Broadcom President of ISG Velaga S. Ram sold 30,215 shares for $10.64 million across April 8-9 at an average price of about $352.07 per share. The insider still directly owns 65,932 shares, plus 35 shares indirectly owned by a child, while the stock trades around $371.57 after a 117% one-year surge. The article also highlights ongoing AI/TPU partnership momentum with Google and Anthropic, alongside mixed analyst calls including downgrades and reiterated Buy/Outperform ratings.

Analysis

The market is likely over-fixating on the insider sale as a directional signal when the more important tell is that Broadcom is being valued less like a cyclical semiconductor vendor and more like a long-duration infrastructure compounder. That multiple expansion is now making the stock highly sensitive to any evidence that hyperscaler custom silicon demand is broadening beyond the current small set of anchor accounts.

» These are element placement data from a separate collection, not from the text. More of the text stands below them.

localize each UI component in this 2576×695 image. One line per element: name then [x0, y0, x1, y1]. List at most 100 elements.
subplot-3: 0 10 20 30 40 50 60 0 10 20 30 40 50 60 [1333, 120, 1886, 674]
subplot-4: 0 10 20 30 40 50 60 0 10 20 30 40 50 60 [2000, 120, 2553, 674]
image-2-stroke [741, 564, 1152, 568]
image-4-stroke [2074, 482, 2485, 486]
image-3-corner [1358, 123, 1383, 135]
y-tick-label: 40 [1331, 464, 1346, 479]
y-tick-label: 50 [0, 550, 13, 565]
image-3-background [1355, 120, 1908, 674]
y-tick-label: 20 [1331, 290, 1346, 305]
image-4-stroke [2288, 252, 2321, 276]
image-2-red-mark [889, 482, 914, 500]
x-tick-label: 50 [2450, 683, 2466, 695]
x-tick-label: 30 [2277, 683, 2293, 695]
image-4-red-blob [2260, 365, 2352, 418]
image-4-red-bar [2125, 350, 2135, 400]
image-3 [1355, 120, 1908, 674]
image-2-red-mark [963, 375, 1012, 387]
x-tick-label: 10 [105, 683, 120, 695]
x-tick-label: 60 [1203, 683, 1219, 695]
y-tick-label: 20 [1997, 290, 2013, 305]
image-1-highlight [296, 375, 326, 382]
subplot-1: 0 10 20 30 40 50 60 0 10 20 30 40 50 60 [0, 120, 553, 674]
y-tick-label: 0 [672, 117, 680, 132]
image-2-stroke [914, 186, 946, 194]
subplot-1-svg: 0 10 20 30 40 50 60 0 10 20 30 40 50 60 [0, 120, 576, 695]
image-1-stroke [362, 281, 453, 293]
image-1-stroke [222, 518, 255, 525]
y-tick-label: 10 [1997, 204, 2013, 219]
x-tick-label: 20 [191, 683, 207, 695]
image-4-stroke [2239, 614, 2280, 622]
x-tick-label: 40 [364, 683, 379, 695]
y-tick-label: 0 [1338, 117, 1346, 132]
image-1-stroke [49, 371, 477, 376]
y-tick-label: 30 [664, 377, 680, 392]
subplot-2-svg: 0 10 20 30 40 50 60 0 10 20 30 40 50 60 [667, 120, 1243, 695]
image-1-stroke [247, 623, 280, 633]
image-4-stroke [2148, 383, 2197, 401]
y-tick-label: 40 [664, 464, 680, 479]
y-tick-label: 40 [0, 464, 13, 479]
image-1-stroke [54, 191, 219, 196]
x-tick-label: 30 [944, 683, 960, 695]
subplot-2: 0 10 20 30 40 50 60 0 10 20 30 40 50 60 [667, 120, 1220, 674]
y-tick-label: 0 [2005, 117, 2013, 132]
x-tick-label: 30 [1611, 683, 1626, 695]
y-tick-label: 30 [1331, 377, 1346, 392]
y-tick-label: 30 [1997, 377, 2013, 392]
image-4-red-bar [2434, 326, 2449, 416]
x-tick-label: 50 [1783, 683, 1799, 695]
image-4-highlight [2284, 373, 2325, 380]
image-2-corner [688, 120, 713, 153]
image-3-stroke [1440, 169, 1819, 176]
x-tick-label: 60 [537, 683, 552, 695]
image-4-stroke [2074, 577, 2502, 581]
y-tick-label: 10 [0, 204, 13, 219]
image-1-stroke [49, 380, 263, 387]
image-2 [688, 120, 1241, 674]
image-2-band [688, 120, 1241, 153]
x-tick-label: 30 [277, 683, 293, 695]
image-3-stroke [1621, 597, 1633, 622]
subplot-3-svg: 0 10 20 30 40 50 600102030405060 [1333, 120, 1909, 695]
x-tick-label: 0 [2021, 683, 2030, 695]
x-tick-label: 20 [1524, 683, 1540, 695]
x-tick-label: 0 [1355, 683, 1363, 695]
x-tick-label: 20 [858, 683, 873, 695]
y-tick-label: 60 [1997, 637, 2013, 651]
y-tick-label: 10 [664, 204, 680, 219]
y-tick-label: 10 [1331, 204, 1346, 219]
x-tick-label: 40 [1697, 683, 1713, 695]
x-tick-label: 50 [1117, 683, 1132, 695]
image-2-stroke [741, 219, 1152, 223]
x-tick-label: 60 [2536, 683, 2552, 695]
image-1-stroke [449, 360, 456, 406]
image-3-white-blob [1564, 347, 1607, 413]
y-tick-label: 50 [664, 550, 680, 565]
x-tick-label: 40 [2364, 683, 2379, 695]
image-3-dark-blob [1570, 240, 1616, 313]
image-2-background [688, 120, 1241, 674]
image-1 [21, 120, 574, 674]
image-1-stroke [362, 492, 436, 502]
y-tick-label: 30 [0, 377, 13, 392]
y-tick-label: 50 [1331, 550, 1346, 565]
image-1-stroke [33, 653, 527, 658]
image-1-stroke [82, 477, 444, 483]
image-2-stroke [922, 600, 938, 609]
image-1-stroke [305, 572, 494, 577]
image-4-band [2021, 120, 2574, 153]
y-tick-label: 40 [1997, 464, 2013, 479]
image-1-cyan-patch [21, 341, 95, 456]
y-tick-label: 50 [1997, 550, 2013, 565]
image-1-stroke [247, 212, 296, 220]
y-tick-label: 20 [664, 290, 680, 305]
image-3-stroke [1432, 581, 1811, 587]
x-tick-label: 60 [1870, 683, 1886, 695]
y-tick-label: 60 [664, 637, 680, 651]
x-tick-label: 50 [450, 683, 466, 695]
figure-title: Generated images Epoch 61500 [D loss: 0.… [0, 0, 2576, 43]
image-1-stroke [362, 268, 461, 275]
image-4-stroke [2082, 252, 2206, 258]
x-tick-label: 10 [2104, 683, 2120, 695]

In other words, the upside case is no longer about beats and raises; it’s about whether AVGO can keep converting design wins into multi-year capacity commitments fast enough to justify a premium multiple. The second-order winner is the broader AI supply chain around custom accelerators, advanced packaging, and network interconnect. If custom TPU/ASIC demand keeps taking share from merchant GPU spend, the incremental pressure shifts to foundry and substrate capacity rather than just chip ASPs, which should support the higher-quality enablers while compressing the economic moat of pure-play accelerator competitors whose value proposition depends on generalized compute scarcity. The risk is that custom silicon enthusiasm can reverse quickly if enterprise AI ROI stays elusive, because those commitments are much easier to defer than cloud networking or power infrastructure orders. For GOOGL, the strategic angle is more important than the near-term financial one: locking in external TPU capacity reduces model-training bottlenecks and diversifies away from a single-vendor compute stack. That is positive for long-run inference cost control, but it also means Google is effectively pre-buying optionality years ahead, which makes the setup vulnerable if AI capex discipline comes back into fashion in 2026-2027. The contrarian view is that AVGO’s long-term AI narrative is strong, but the stock may already be pricing a flawless execution path; any slowdown in hyperscaler capex or evidence that custom silicon cannibalizes rather than expands total spend could trigger a sharp multiple reset.